The Rob’s Book Review – Chris Jericho’s A Lion’s Tale: Around the World in Spandex
The Rob read another book!
Over the past few years I’ve been building a library of books in my home. However, I haven’t been reading them over the past five years or so. But in 2013, I’ve been reading like crazy. A few weeks ago I finished Jay-Z’s unique autobiography/lyric dissection Decoded (available HERE). Well, over the past month or so, I finished another book that KISS listeners may find interesting.
I know that, like myself. A lot of the audience is into professional wrestling. I know this from the sheer insanity that develops whenever I have tickets to give away on the air; I know this from meeting listeners out at events; I know this because I attend the wrestling shows when WWE comes to town… Evansville definitely LOVES their pro-wrestling. The book I just finished is the first autobiography from pro-wrestling mega star Chris Jericho, A Lion’s Tale: Around the World in Spandex.

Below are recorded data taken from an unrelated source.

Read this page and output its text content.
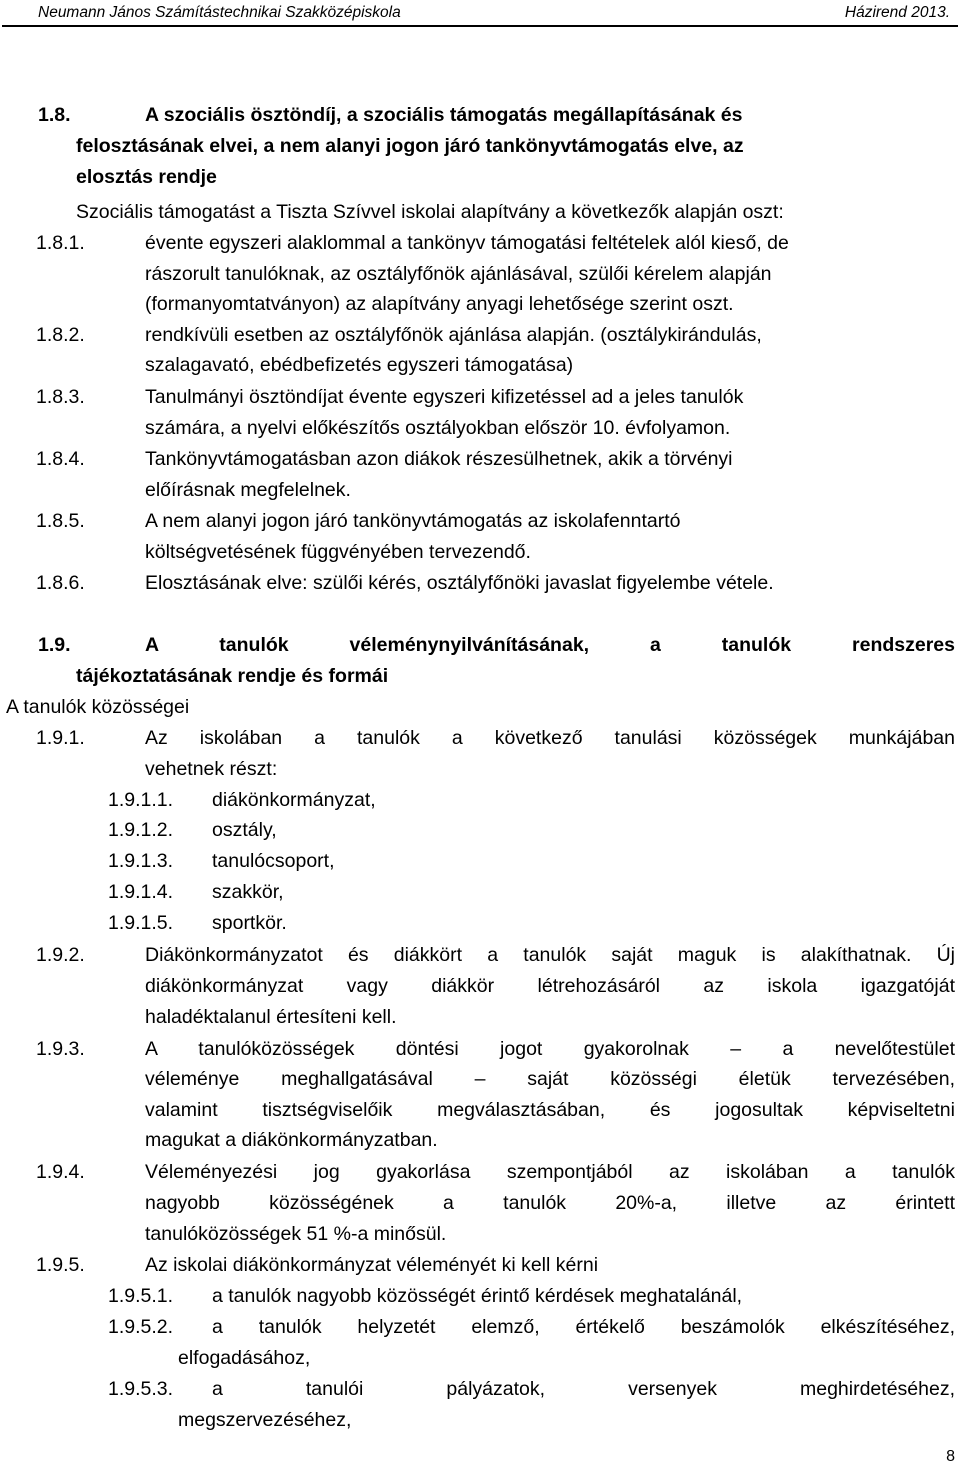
Neumann János Számítástechnikai Szakközépiskola	Házirend 2013.
1.8.	A szociális ösztöndíj, a szociális támogatás megállapításának és
felosztásának elvei, a nem alanyi jogon járó tankönyvtámogatás elve, az
elosztás rendje
Szociális támogatást a Tiszta Szívvel iskolai alapítvány a következők alapján oszt:
1.8.1.	évente egyszeri alaklommal a tankönyv támogatási feltételek alól kieső, de
rászorult tanulóknak, az osztályfőnök ajánlásával, szülői kérelem alapján
(formanyomtatványon) az alapítvány anyagi lehetősége szerint oszt.
1.8.2.	rendkívüli esetben az osztályfőnök ajánlása alapján. (osztálykirándulás,
szalagavató, ebédbefizetés egyszeri támogatása)
1.8.3.	Tanulmányi ösztöndíjat évente egyszeri kifizetéssel ad a jeles tanulók
számára, a nyelvi előkészítős osztályokban először 10. évfolyamon.
1.8.4.	Tankönyvtámogatásban azon diákok részesülhetnek, akik a törvényi
előírásnak megfelelnek.
1.8.5.	A nem alanyi jogon járó tankönyvtámogatás az iskolafenntartó
költségvetésének függvényében tervezendő.
1.8.6.	Elosztásának elve: szülői kérés, osztályfőnöki javaslat figyelembe vétele.
1.9.	A tanulók véleménynyilvánításának, a tanulók rendszeres
tájékoztatásának rendje és formái
A tanulók közösségei
1.9.1.	Az iskolában a tanulók a következő tanulási közösségek munkájában
vehetnek részt:
1.9.1.1. diákönkormányzat,
1.9.1.2. osztály,
1.9.1.3. tanulócsoport,
1.9.1.4. szakkör,
1.9.1.5. sportkör.
1.9.2.	Diákönkormányzatot és diákkört a tanulók saját maguk is alakíthatnak. Új
diákönkormányzat vagy diákkör létrehozásáról az iskola igazgatóját
haladéktalanul értesíteni kell.
1.9.3.	A tanulóközösségek döntési jogot gyakorolnak – a nevelőtestület
véleménye meghallgatásával – saját közösségi életük tervezésében,
valamint tisztségviselőik megválasztásában, és jogosultak képviseltetni
magukat a diákönkormányzatban.
1.9.4.	Véleményezési jog gyakorlása szempontjából az iskolában a tanulók
nagyobb közösségének a tanulók 20%-a, illetve az érintett
tanulóközösségek 51 %-a minősül.
1.9.5.	Az iskolai diákönkormányzat véleményét ki kell kérni
1.9.5.1. a tanulók nagyobb közösségét érintő kérdések meghatalánál,
1.9.5.2. a tanulók helyzetét elemző, értékelő beszámolók elkészítéséhez,
elfogadásához,
1.9.5.3. a tanulói pályázatok, versenyek meghirdetéséhez,
megszervezéséhez,
8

Despite the unpalatable and androgynous title, the pages within A Lion’s Tale: Around the World in Spandex actually tell a very exciting story. The story follows Chris (born Chris Irvine, son of NHL star Ted Irvine)from birth through his career in Canada, Mexico, German, Japan, and ultimately the United States in the now-defunct WCW. The book ends right as the “Countdown to the Millennium” clock hits zero signaling the acquisition of his lifelong dream, making his debut in Vince McMahon’s WWF (now WWE). I’m a very firm believer in that, just because somebody is famous, doesn’t necessarily mean they have a story to tell… The “Lionheart” however has quite a “tale” to tell, as he has literally been “around the world in spandex.” He’s mixed it up with some of the biggest names in all of professional wrestling and isn’t afraid to call out the ones who treated him like an a—hole… Fans of Vampiro and/or Eric Bischoff may want to prepare themselves before reading!

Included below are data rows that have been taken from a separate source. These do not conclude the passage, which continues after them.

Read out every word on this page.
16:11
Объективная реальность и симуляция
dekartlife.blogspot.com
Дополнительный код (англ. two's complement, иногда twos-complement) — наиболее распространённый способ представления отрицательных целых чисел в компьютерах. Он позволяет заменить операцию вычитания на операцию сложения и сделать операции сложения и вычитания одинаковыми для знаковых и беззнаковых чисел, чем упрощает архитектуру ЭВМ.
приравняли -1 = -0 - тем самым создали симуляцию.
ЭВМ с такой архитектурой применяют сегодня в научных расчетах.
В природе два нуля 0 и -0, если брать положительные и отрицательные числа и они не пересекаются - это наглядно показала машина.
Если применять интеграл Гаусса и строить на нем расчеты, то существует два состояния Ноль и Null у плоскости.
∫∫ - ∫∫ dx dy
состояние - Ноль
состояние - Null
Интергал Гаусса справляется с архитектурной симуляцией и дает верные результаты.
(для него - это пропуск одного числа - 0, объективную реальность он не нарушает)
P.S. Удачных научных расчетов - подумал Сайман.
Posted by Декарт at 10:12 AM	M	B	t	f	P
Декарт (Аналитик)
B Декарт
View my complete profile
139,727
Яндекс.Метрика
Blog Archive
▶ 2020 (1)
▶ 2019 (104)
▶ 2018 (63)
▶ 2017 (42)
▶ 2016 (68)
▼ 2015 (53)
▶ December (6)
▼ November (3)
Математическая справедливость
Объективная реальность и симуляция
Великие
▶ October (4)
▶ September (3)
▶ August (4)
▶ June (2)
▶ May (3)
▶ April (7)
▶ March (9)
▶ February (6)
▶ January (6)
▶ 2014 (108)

This story is very much told in Chris Jericho’s “voice.” While the cover sports a second author (Peter Thomas Fornatale), it is addressed early on that Fornatale is used primarily as an editor and changed very little of Chris’ sentence-structure and thought-process. I’m inclined to believe them, because the book reads very much like Chris speaks when he is on television.
I enjoyed the short, bite-sized chapter lengths, which organized the story greatly. Each chapter would usually be in the neighborhood of ten pages, would always have something related to wrestling and music, a picture or two, and would have some sort of laugh or punchline. It was a very easy to read, digestible tomb.

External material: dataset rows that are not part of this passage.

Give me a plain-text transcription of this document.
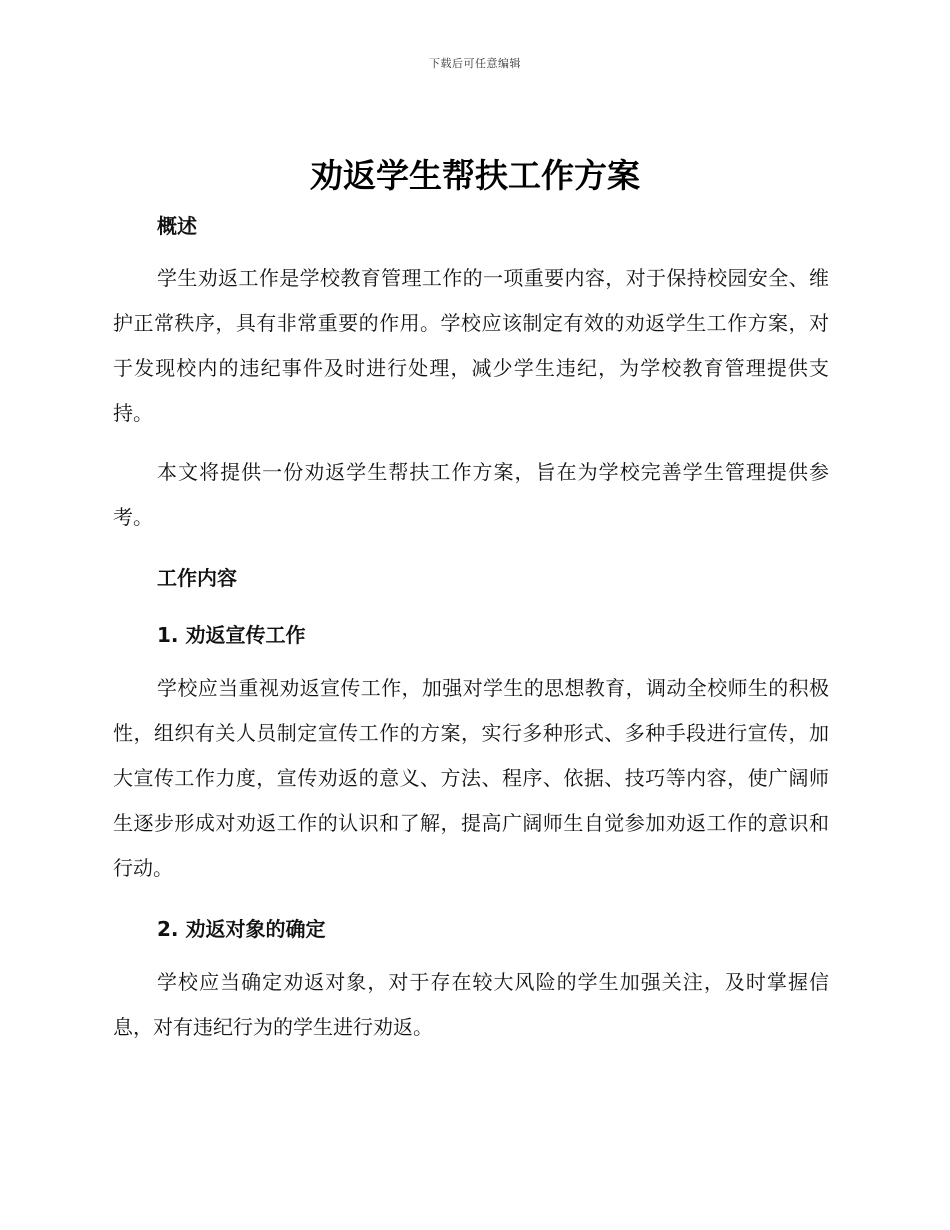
下载后可任意编辑
劝返学生帮扶工作方案
概述

学生劝返工作是学校教育管理工作的一项重要内容，对于保持校园安全、维护正常秩序，具有非常重要的作用。学校应该制定有效的劝返学生工作方案，对于发现校内的违纪事件及时进行处理，减少学生违纪，为学校教育管理提供支持。

本文将提供一份劝返学生帮扶工作方案，旨在为学校完善学生管理提供参考。

工作内容
1. 劝返宣传工作

学校应当重视劝返宣传工作，加强对学生的思想教育，调动全校师生的积极性，组织有关人员制定宣传工作的方案，实行多种形式、多种手段进行宣传，加大宣传工作力度，宣传劝返的意义、方法、程序、依据、技巧等内容，使广阔师生逐步形成对劝返工作的认识和了解，提高广阔师生自觉参加劝返工作的意识和行动。

2. 劝返对象的确定

学校应当确定劝返对象，对于存在较大风险的学生加强关注，及时掌握信息，对有违纪行为的学生进行劝返。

Another thing that the book benefits from is that it is one of the few books written by a WWE superstar NOT released by WWE Publishing. Penned and released in the three-year vacation Chris took from wrestling, Grand Central Published likely wouldn’t make “Y2J” change a word, whereas WWE Publishing would probably want some of the more R-rated stories and references to their top stars taken out or reworded.
While this 5-year-old autobiography is a great read, I would really only recommend it to Jericho fans (dubbed “Jerichoholics” in the book) or pro-wrestling fans in general. I’ve read almost every book written by a pro-wrestler, and I would probably rank this among the top three… Possibly only behind Mick “Mankind” Foley’s first book Have a Nice Day, and my all-time favorite wrestler’s autobiography Hitman: My Real Life in the Cartoon World of Wrestling by Bret Hart.